Debt owed to family and friends

Misery loves company or the saying goes. In the current recession, it is more accurate to say that misery creates business. Millions of households are battling the onslaught of growing health care risks, rising childcare costs and a deep recession with massive job losses. Many of them borrow money from family and friends to help pay for their daily expenses.

Some people may have expected that these economic hardships would pass fairly quickly and that they would be able to repay any borrowed money. Still, things likely won’t improve anytime soon, as the recession lingers, virus cases rise, the job market slows, and the federal government offers only limited help. Families will struggle to repay the money they have borrowed from family and friends. Their economic pain could then spread through communities, with their misery multiplying in families and neighborhoods.

Families are desperate in an economy where their finances are under daily attack. The total number of jobs is still 9.8 million lower than it was in February, before the pandemic took its toll. The pace of job growth has slowed as virus cases have spiked across the country.

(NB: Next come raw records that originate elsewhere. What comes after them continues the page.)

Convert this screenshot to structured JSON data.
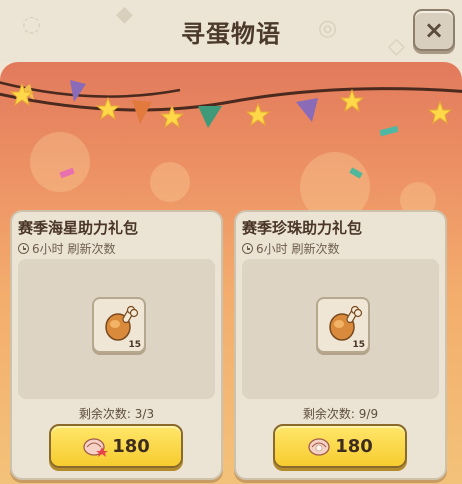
{
  "window": {
    "title": "寻蛋物语",
    "close_label": "×"
  },
  "cards": [
    {
      "title": "赛季海星助力礼包",
      "refresh_text": "6小时 刷新次数",
      "item_icon": "roasted-meat-icon",
      "item_count": "15",
      "remaining_text": "剩余次数: 3/3",
      "price": "180",
      "currency_icon": "shell-icon-with-star"
    },
    {
      "title": "赛季珍珠助力礼包",
      "refresh_text": "6小时 刷新次数",
      "item_icon": "roasted-meat-icon",
      "item_count": "15",
      "remaining_text": "剩余次数: 9/9",
      "price": "180",
      "currency_icon": "pearl-shell-icon"
    }
  ],
  "colors": {
    "accent_yellow": "#f7cc2f",
    "title_brown": "#4b3a2c",
    "panel_cream": "#ebe3d3"
  }
}
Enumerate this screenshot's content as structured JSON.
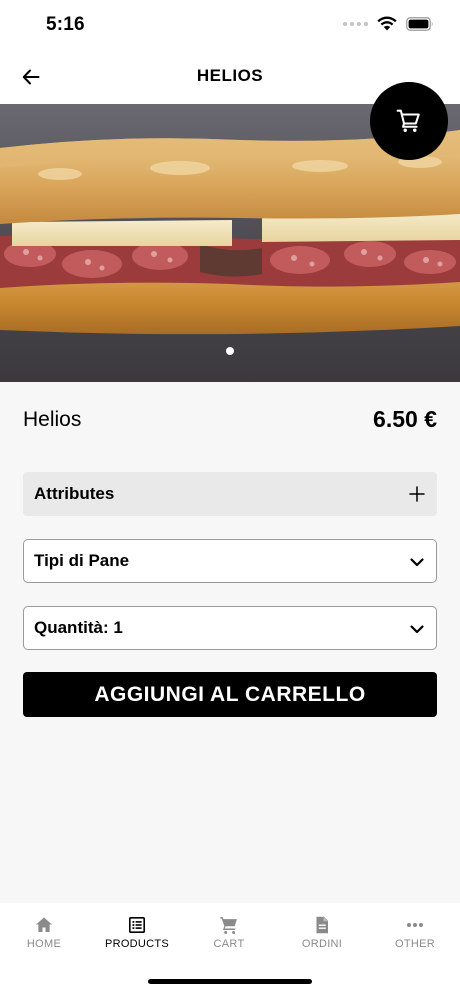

Many layoffs have become permanent and long-term unemployment is on the rise again. At the same time, families are facing higher health care costs as the novel coronavirus has cut a path of physical devastation through families and communities. Childcare costs have also risen for families as child care centers closed and schools moved to remote learning.

Federal government assistance has been insufficient to meet the many needs of millions of families. Congress enacted the CARES Act in March 2020, providing one-time payments to families and expanding unemployment insurance benefits to those who were laid off at the start of the pandemic. But the recession lasted longer than government benefits. Additional unemployment controls ended in July as the labor market recovery slowed. And congressional action in December 2020 to provide more financial assistance for families fell short of what people really needed.

Families increasingly borrowed money just to pay their bills. Often families and friends provided this extra money. Calculations based on census data show that 13.1% of all families borrowed money from family and friends to pay for daily expenses in November, up from 11.4% in August 2020. differences are much greater among black and Latino families, young families, and those without a college degree. For example, 24.6% of families without a high school diploma borrowed money from family and friends to pay their bills. Families relied on loved ones for help because they had no savings and banks had tightened their own lending standards. With nowhere to go, families in need reached out to their loved ones to get by.

This aid was often not enough for families to avoid disaster. The overwhelming majority of families who received help from family and friends to cover their regular expenses still struggled to pay their bills. More than four out of five households that borrowed from family and friends from August to November this year struggled to pay for expenses such as food, housing, medical care, among others. In comparison, only 24.5% of families who did not borrow from loved ones had difficulty with their expenses. Borrowing money from family and friends is probably a decision made out of desperation and for many families it is not enough.

For many people, borrowing money may not even be enough to ensure they can stay in their homes during the raging pandemic. About a third of renters who borrowed money from friends and family were past due on their rent from August to November 2020. Almost all of these renters, 87.3%, expected to be deported within the next two months. Similarly, a third of homeowners who had received money from friends and family were behind on their mortgage payments. Three quarters, 75.6%, of these owners also expected to be foreclosed within two months. Financial help from family and friends is an important lifeline in these desperate times, but families still fall short.

The reverse is then also true. Families who have borrowed from relatives and friends will struggle to repay that debt. Their own financial difficulties will translate into less financial security for members of their networks. Federal Reserve data provides information on who has financially supported family members and friends in the past. In other words, calculations based on this data show where the money is coming from. In 2019, 14.5% of households financially supported family and friends in 2019 with an average amount of $9,337 that year. That totaled about $173 billion in payments between family and friends that year, as unemployment was low and incomes rose. Even a small portion of that support during the pandemic could end up totaling tens of billions, which most families will struggle to repay in the near future.

When families can’t repay what they borrowed to make ends meet, their financial hardship also hurts the financial security of friends and family, who have helped them through desperate times. Often, these families are themselves in a precarious financial situation. Federal Reserve data shows that a quarter of families who financially supported others in 2019 had less than $37,670 in income that year. Yet they gave their relatives and friends an average amount of more than $3,000. Many of those who helped others during the pandemic could also find themselves in a difficult situation. The misery associated with the pandemic and recession will multiply among families who could least afford the added financial insecurity.